Más de cien muertos en Irán por atentado en homenaje a general que mató EU
El régimen islamista acusa a la “arrogancia” (como denomina a EU) del atentado en el cuarto aniversario de la muerte del general Soleimani
Al menos 103 personas murieron el miércoles y más de 140 resultaron heridas (muchas de ellas de gravedad) por dos explosiones en el cementerio de la ciudad iraní de Kermán donde se conmemoraba el cuarto aniversario del asesinato del teniente general Qassem Soleimani.
Fuentes del servicio de emergencias de Kermán citadas por los medios oficiales de Irán dijeron que el “atentado terrorista” ocurrió cuando miles de personas se concentraban en el cementerio para recordar a Soleimani, considerado en Irán un mártir de la revolución y que falleció en 2020 en un ataque estadounidense con drones en el aeropuerto de Bagdad.
Servicios médicos citados por la televisión iraní PressTV indicaron que la cifra de fallecidos por las explosiones es muy probable que aumente, dado el número de heridos en condición crítica que están llegando a los hospitales de la ciudad.
Tanto la agencia de noticias Tasnim, vinculada al cuerpo de los Guardianes de la Revolución como la agencia oficial IRNA (gubernamental) indican que dos bolsas cargadas con explosivos que detonaron a control remoto fueron las responsables de la masacre. La primera explosión se produjo a apenas 700 metros de la tumba de Soleimani, mientras que la segunda explosión ocurrió a un kilómetro de la sepultura.
“Respuesta aplastante”
El ministro del Interior iraní, Ahmad Vahidi, dijo en declaraciones recogidas por la televisión pública que los culpables de este ataque recibirán “pronto” una “respuesta aplastante” e indicó que estos ataques con bomba son “la continuación de varios planes para matar civiles inocentes” en ceremonias públicas en todo el país, “muchos de los cuales los impidieron los servicios de seguridad”.
Del mismo modo se expresó el jefe del Poder Judicial y ex ministro de Inteligencia, Gholam Hossein Mohseni Ejei, quien prometió que los “perpetradores y aquellos responsables del ataque serán pronto aprehendidos y llevados ante la justicia”.
“Terroristas apoyados por la arrogancia”
Mohseni Ejei responsabilizó de los ataques a “terroristas apoyados por la arrogancia” —un nombre con el que las autoridades del régimen iraní se refieren habitualmente a Estados Unidos y en ocasiones a Israel—, a los que acusó de albergar “rencores contra Soleimani y han elegido vengarse sobre el pueblo, después de que varios de sus planes para desestabilizar el país fueron neutralizados”.
Figura clave del régimen
Qasem Soleimani murió en enero de 2020, a los 62 años, durante un ataque con aviones no tripulados estadounidenses en el aeropuerto de Bagdad, la capital iraquí.

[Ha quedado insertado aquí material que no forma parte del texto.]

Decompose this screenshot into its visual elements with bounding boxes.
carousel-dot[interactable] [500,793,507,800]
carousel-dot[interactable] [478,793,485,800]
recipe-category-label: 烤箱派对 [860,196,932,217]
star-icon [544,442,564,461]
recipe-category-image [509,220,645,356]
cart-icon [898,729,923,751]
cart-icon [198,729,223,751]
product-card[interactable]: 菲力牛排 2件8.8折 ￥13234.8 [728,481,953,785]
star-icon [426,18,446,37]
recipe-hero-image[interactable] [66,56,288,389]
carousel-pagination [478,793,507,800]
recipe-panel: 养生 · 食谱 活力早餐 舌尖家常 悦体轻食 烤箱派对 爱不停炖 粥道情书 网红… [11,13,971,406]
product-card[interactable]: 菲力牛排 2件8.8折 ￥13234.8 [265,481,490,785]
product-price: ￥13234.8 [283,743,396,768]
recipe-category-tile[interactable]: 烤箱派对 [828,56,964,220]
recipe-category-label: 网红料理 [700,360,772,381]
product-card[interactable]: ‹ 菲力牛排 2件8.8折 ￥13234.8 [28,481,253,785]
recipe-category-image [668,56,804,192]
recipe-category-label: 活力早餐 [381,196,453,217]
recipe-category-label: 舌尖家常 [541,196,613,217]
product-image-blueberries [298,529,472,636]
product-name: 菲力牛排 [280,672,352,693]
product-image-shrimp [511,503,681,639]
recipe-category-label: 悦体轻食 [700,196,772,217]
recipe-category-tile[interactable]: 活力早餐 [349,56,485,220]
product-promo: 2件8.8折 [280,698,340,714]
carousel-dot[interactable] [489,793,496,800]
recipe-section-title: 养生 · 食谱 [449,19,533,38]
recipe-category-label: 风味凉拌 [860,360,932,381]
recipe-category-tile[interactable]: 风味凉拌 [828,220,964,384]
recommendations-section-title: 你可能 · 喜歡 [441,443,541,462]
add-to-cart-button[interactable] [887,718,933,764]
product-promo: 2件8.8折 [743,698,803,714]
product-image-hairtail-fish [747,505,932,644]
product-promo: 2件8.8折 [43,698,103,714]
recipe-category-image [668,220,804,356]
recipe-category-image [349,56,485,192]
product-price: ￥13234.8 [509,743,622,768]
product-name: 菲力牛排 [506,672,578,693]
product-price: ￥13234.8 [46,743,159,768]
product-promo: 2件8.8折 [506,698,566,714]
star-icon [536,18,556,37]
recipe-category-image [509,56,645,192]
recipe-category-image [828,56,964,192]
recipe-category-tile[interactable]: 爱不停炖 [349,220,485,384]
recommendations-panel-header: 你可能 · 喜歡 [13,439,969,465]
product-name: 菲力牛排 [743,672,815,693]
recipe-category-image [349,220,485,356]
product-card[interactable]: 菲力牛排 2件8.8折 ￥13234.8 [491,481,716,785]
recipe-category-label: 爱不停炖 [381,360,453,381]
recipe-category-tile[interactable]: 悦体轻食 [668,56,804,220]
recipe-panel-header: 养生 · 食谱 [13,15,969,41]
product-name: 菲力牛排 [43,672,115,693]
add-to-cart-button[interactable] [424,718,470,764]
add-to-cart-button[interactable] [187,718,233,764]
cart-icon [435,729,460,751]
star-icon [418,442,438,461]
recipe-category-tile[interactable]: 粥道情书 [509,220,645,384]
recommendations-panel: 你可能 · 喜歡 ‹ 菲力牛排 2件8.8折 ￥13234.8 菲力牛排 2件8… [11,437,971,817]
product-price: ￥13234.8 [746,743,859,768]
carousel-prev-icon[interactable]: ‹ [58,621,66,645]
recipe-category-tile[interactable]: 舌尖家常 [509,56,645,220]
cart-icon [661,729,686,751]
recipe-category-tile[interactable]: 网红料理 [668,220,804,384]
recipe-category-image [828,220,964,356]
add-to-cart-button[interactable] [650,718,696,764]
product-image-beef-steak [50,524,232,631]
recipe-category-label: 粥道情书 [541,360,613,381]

Fue una figura clave del régimen iraní y uno de los personajes públicos más populares del país. Después de servir en la guerra Irán-Irak, de 1980 a 1988, Soleimani ascendió rápidamente y finalmente se convirtió en jefe de la Fuerza Quds, la unidad a cargo de las operaciones en el exterior de la Guardia Revolucionaria de Irán.
Como comandante, llevó a cabo operaciones clandestinas en países extranjeros e impulsó una larga campaña de Irán para expulsar a las fuerzas estadounidenses de Oriente Próximo.
Pésame de Putin
Líderes aliados del régimen iraní, como el presidente turco, Recep Tayyip Erdogan, se han pronunciado ante el suceso. “Estamos profundamente entristecidos por los atroces ataques terroristas (…) Expreso mi más sentido pésame al amistoso y hermano pueblo iraní”, ha lamentado en su cuenta de X, antes Twitter. El presidente ruso, Vladímir Putin, ha enviado sus condolencias a Irán y ha condenado “el terrorismo en todas sus formas”.
El atentado más letal en décadas
El ataque de este miércoles es uno de los más mortíferos que se recuerdan en Irán y el más grave de las últimas décadas. En 2022, el Estado Islámico se atribuyó la responsabilidad de un ataque mortal contra un santuario chií en el que murieron 15 personas. En 2017, cinco terroristas del mismo grupo atacaron simultáneamente la sede del Parlamento Iraní y un mausoleo, ambos ubicados en el centro de Teherán, y mataron a 17 civiles e hirieron a unas 40 personas.